Supreme Court rules against father in ICWA child custody case

A much-overlooked Supreme Court decision this week could impact the child custody rights of fathers and Native Americans in the United States. The justices held that a Native American man could not depend on the federal statute the Indian Child Welfare Act as a defense against the termination of his parental rights over his daughter after another couple adopted her.

The case, which has been remanded back to the state court level, essentially create a new standard for judges to apply when applying ICWA to child custody and adoption cases. However, it did not overturn ICWA, which many Native American groups have said they are relieved about.

The case involves a 3-year-old girl who was born to a non-Indian mother and a part Indian father. Prior to the girl’s birth, her mother agreed to adopt the child to a caucasian couple, who the child began living with at birth. The father initially agreed to the adoption in a text message and then signed papers terminating his parental rights when the girl was 4-months-old.

But the very next day, the father changed his mind — or stated that he didn’t understand what he was signing — and sued for custody of the girl. The father argued that under ICWA, which intended to keep Indian children with their Indian families whenever possible, he had a right to custody.

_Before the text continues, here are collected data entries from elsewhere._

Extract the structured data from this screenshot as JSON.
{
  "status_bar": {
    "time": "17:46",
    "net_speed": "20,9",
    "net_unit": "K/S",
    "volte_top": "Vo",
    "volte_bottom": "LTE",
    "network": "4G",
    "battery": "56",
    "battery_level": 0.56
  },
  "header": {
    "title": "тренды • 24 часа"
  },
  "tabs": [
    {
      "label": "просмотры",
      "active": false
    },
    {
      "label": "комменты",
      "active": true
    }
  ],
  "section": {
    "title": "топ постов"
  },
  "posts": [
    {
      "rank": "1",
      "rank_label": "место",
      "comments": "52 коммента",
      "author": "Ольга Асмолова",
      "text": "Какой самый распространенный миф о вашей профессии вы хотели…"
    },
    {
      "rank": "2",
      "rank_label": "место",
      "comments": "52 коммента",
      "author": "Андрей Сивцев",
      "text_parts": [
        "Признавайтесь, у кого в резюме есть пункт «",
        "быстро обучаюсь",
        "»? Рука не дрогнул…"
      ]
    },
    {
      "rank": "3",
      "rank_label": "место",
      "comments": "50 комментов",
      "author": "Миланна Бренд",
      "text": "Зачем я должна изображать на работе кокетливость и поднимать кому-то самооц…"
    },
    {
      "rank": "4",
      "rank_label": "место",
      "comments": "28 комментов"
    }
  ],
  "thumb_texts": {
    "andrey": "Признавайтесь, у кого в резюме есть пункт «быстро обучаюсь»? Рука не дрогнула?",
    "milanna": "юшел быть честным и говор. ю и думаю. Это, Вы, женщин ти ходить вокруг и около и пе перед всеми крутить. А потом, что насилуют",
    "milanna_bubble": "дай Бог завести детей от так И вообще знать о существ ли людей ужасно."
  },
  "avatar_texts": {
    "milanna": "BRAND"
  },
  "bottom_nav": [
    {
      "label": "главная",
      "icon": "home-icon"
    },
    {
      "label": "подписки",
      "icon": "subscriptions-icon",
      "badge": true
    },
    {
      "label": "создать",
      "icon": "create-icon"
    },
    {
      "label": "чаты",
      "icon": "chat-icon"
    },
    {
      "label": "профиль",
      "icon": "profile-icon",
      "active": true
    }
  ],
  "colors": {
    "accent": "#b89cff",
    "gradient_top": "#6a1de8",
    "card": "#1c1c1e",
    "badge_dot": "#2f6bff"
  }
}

Typically, a parent who had terminated parental rights wouldn’t have had much luck getting custody back of the child, but the father was right, he had ICWA on his side. State courts eventually ordered that the adoptive parents give up custody of the girl when she was 27 months, and they petitioned the case to the Supreme Court.

When the Court issued its deeply-divided ruling, the girl had been living with her father for 18 months, but they ordered that she should be returned to her adoptive parents. In the majority opinion, Justice Alito wrote that despite ICWA, the biological father did not have a right to reverse the adoption because he had never had custody of the child and never made any significant attempts at becoming her parent.